Although the Constitution has been amended twenty-seven times, the framing of the Bill of Rights was in itself one of the most momentous actions of any Congress, with regard to amending the Constitution, in the nation’s history. Never before had any single document enumerated so clearly and emphatically the rights of private citizens. The Bill of Rights has become a landmark in the history of human liberty.
English Bill Of Rights
The English Bill of Rights is an Act passed by parliament of England in 16th December, 1689. It is a bill that
- Creates separation of powers
- Bolsters freedom of speech
- Enhances democracy and democratic elections and
- Limits the powers of the queen and the king
After a glorious revolution in England, Mary and William had already agreed to accept the Bill of Rights even before they were sworn in as king and queen of England.

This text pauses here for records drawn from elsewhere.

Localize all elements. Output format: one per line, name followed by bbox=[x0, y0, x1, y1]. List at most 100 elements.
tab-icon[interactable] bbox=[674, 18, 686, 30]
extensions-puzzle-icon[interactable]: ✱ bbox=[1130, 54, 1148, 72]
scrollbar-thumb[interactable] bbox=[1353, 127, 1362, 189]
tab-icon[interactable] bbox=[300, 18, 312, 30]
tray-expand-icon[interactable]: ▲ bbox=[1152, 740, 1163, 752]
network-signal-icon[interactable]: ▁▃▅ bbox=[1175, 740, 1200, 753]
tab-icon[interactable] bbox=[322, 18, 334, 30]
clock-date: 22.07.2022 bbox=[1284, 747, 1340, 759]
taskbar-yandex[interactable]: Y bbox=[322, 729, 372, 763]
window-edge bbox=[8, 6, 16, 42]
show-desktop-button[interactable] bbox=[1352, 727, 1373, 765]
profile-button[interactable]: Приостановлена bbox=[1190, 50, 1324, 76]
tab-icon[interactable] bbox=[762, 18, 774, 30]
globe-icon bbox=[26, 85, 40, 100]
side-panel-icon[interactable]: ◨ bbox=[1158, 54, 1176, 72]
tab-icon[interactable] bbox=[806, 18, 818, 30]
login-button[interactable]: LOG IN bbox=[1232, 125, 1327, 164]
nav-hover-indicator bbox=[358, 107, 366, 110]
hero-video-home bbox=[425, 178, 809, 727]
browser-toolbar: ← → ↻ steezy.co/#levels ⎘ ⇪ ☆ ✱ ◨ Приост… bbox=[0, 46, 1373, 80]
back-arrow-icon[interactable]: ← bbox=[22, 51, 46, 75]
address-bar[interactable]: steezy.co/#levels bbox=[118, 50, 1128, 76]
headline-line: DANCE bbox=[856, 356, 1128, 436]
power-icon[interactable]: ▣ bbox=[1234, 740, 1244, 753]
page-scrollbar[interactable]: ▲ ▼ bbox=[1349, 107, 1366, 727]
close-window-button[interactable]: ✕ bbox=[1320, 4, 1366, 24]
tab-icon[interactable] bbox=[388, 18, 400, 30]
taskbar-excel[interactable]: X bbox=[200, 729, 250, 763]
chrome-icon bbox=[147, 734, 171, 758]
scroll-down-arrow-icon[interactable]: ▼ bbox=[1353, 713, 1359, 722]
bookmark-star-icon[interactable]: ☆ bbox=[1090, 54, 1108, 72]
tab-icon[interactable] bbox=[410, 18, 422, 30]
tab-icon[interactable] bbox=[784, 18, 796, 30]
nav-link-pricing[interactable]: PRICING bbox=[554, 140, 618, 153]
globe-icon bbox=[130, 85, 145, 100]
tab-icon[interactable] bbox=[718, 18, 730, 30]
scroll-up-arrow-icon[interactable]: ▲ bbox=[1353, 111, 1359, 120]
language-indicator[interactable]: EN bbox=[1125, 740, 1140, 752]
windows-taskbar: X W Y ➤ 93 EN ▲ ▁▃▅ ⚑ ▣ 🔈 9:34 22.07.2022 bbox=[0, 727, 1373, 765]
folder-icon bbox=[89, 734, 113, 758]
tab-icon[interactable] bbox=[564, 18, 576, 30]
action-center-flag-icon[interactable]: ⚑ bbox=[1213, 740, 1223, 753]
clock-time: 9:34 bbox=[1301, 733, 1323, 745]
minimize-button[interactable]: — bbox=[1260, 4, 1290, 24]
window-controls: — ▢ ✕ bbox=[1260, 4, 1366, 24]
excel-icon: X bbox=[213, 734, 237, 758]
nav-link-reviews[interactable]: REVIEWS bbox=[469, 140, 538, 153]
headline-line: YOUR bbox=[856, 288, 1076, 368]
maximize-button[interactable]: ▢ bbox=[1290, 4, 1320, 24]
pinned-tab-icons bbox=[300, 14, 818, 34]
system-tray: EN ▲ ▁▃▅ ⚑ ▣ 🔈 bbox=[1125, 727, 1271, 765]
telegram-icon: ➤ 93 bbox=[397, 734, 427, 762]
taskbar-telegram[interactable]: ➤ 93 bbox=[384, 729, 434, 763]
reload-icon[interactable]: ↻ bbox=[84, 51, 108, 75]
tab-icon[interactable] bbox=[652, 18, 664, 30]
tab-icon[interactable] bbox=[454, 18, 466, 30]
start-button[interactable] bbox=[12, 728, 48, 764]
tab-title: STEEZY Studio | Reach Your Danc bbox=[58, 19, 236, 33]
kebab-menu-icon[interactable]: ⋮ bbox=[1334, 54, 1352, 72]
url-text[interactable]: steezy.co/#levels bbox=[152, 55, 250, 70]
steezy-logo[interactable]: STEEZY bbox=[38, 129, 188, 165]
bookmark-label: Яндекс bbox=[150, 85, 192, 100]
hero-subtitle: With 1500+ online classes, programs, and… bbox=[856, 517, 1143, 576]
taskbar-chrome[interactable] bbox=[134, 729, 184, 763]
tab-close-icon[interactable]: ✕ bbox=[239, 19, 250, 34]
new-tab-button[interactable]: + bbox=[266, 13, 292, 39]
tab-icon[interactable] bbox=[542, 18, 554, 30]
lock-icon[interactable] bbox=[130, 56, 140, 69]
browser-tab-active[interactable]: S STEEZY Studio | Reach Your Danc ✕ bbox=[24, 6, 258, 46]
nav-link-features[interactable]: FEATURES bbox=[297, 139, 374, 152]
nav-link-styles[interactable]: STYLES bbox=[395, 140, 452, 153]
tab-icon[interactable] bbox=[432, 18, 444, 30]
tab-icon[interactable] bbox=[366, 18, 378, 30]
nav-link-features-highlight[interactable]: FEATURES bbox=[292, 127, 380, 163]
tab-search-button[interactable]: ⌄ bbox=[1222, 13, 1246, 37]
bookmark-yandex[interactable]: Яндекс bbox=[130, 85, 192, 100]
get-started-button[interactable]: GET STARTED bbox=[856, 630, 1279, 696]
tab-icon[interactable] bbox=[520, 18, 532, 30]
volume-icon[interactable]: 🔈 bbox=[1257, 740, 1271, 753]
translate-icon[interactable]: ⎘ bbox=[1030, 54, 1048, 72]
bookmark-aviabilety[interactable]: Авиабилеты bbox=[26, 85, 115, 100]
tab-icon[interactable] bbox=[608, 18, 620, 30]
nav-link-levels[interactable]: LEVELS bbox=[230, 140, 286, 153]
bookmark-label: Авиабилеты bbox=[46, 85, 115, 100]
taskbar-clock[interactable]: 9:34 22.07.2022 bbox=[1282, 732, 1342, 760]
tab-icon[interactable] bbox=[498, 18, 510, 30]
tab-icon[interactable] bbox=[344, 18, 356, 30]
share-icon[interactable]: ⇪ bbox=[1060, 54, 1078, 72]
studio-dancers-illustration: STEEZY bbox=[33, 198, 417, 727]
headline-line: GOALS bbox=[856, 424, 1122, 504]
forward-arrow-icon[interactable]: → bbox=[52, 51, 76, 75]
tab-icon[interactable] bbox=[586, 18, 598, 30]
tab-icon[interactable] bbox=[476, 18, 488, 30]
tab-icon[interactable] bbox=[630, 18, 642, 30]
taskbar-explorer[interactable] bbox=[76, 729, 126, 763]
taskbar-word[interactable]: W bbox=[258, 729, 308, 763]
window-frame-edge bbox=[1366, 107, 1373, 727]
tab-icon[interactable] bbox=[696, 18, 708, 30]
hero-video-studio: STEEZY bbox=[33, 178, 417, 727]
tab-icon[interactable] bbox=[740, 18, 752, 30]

The English Bill of Rights comes with different provisions including
The bill states that the king or queen’s crown should not have any interference with the law. The king and the king cannot establish any courts of law on their own and can never act as a judge.
The bill states that the crown cannot be used to create new taxes without Parliament’s approval. An act must be passed by the sitting Parliament for any new tax to be created.
The English Bill of Rights states that Parliament can sign a petition for the crown to do something without any fear that the crown might retaliate against them.
The fourth provision of the English Bill of Rights states that there is no army that can be kept during peace without full consent of parliament.
The bill also states that people have the right to bear arms as long as the law allows. This is and was an important provision of the bill of rights because at the time the bill was created; only Catholics were allowed to have arms. It is also a provision that abolished the same law and allowed both Protestants and Catholics to bear arms.
The sixth provision of the bill states that the crown will not or may not interfere in election process
The English Bill of Rights also guarantees freedom of speech. It guarantees freedom during proceedings in parliament and such proceedings may not be retaliated against outside parliament.
The eight provisions of the bill states that someone may not be convicted or fined
The night provision states that there should be no excessive bail, unusual or cruel punishments imposed on anyone found guilty of an offense
These were the major provisions of the English Bill of Rights. They favored the royalties as well as the people of England. Additionally, there were other minor provisions of the bill including barring the Roman Catholics from the throne.
The king and queen were also thereafter, required to sign an oath before taking to the throne. The oath was to maintain the protestant religion.
The English Bill of Rights and its use in Modern day
- The English Bill of Rights is constantly used in legal proceedings in the Commonwealth. Even so, it is constantly changed to suit the proceedings of the day.
- The Bill’s protections today can be compared to the protections in the U.S Constitution including the 1st, 2nd, 4th, 5th, 6th and 8th Amendments in the English Bill of Rights.
- The Bill helps to ensure that those in power do not misuse their authority. It also helps normal citizens to enjoy freedom of speech and to exercise their democratic rights.